China, India step gingerly on mending ties
Chinese President Hu Jintao, on his first foreign tour since taking office in March, will meet Prime Minister Atal Behari Vajpayee in Russia and in France, before playing host to him in Beijing later in June.
India hopes the meetings on the wings of global events in Europe will form the basis of the Beijing meeting.
Sino-Indian ties have remained in a quagmire of mistrust since they fought a border war in 1962.
"The summit is of extreme importance and accordingly we are timetabling factors that could impinge on it," a top Indian official said in a hint of the ongoing moves to mend ties with China's closest ally Pakistan.
India, which has fought two of three wars with Pakistan over Kashmir since 1947, has responded to Islamabad's overtures and has set in motion steps to resolve the ownership row over the divided Himalayan state.
"If our border dispute is a thorn in Sino-Indian ties then India-Pakistan relations are also an impediment in the way of restoring close ties with our largest neighbour," the Indian official said.
India accuses China of occupying 38,000 square kilometres (14,672 square miles) of territory in northwestern Kashmir while Beijing lays claim to 90,000 square kilometres (34,749 square miles) of land in India's Arunachal Pradesh state.

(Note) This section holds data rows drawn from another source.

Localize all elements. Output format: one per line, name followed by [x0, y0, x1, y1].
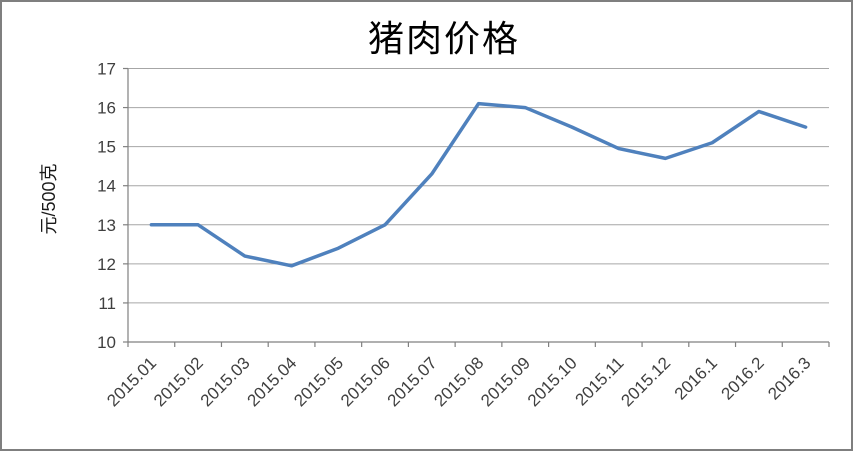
y-tick-label: 12 — [97, 255, 116, 274]
y-tick-label: 14 — [97, 177, 116, 196]
x-tick-label: 2015.09 — [477, 353, 534, 410]
x-tick-label: 2015.12 — [617, 353, 674, 410]
x-tick-label: 2015.07 — [384, 353, 441, 410]
x-tick-label: 2015.03 — [197, 353, 254, 410]
x-tick-label: 2015.06 — [337, 353, 394, 410]
x-tick-label: 2016.1 — [671, 353, 721, 403]
x-tick-label: 2016.3 — [764, 353, 814, 403]
x-tick-label: 2016.2 — [718, 353, 768, 403]
y-tick-label: 10 — [97, 333, 116, 352]
y-tick-label: 13 — [97, 216, 116, 235]
y-tick-label: 15 — [97, 138, 116, 157]
x-tick-label: 2015.11 — [572, 353, 628, 409]
y-tick-label: 17 — [97, 60, 116, 79]
x-tick-label: 2015.10 — [524, 353, 581, 410]
x-tick-label: 2015.05 — [290, 353, 347, 410]
y-tick-label: 16 — [97, 99, 116, 118]
y-tick-label: 11 — [98, 294, 116, 313]
x-tick-label: 2015.08 — [430, 353, 487, 410]
x-tick-label: 2015.04 — [244, 353, 301, 410]
chart-title: 猪肉价格 — [367, 19, 520, 60]
x-tick-label: 2015.02 — [150, 353, 207, 410]
price-series-line — [149, 101, 808, 268]
x-tick-label: 2015.01 — [103, 353, 160, 410]
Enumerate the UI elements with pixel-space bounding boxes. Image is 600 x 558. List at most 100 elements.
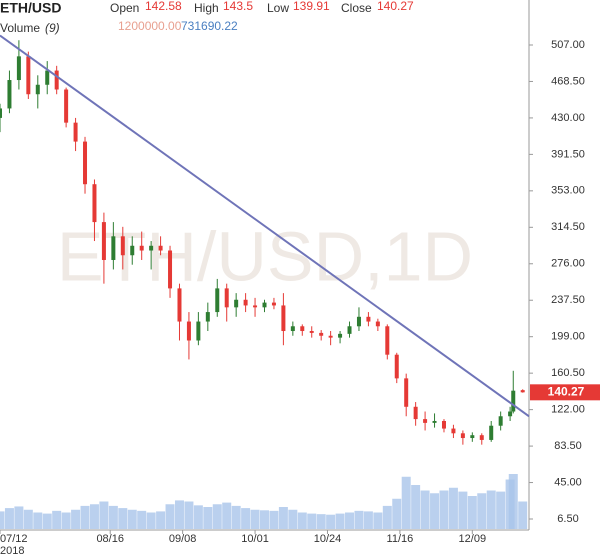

Officials from the two sides have met 15 times since the 1980s in a bid to convert a line of control across the disputed territory into a formal border, the talks resulting in an exchange of maps but, more importantly, a cessation of military hostilities since 1996.
Sujit Dutta, an Indian expert on China, said the US-led war in Iraq, globalisation of markets and regional issues have begun to tell on the nerves of the leaderships in the world's two most populous nations.
"The whole relation is now being shaped by new factors as both are engaged in modernisation, worried by external security and the global situation," said Dutta.
"And finally there is this factor that the United States has emerged as the most powerful state. Sino-Indian relationships are being determined and driven by many of these factors," he added.
Dutta said that since China and India recognised that their border row as well as the normalisation of India-Pakistan relations were "complex and long-drawn," the two sides would have to step past them and start afresh.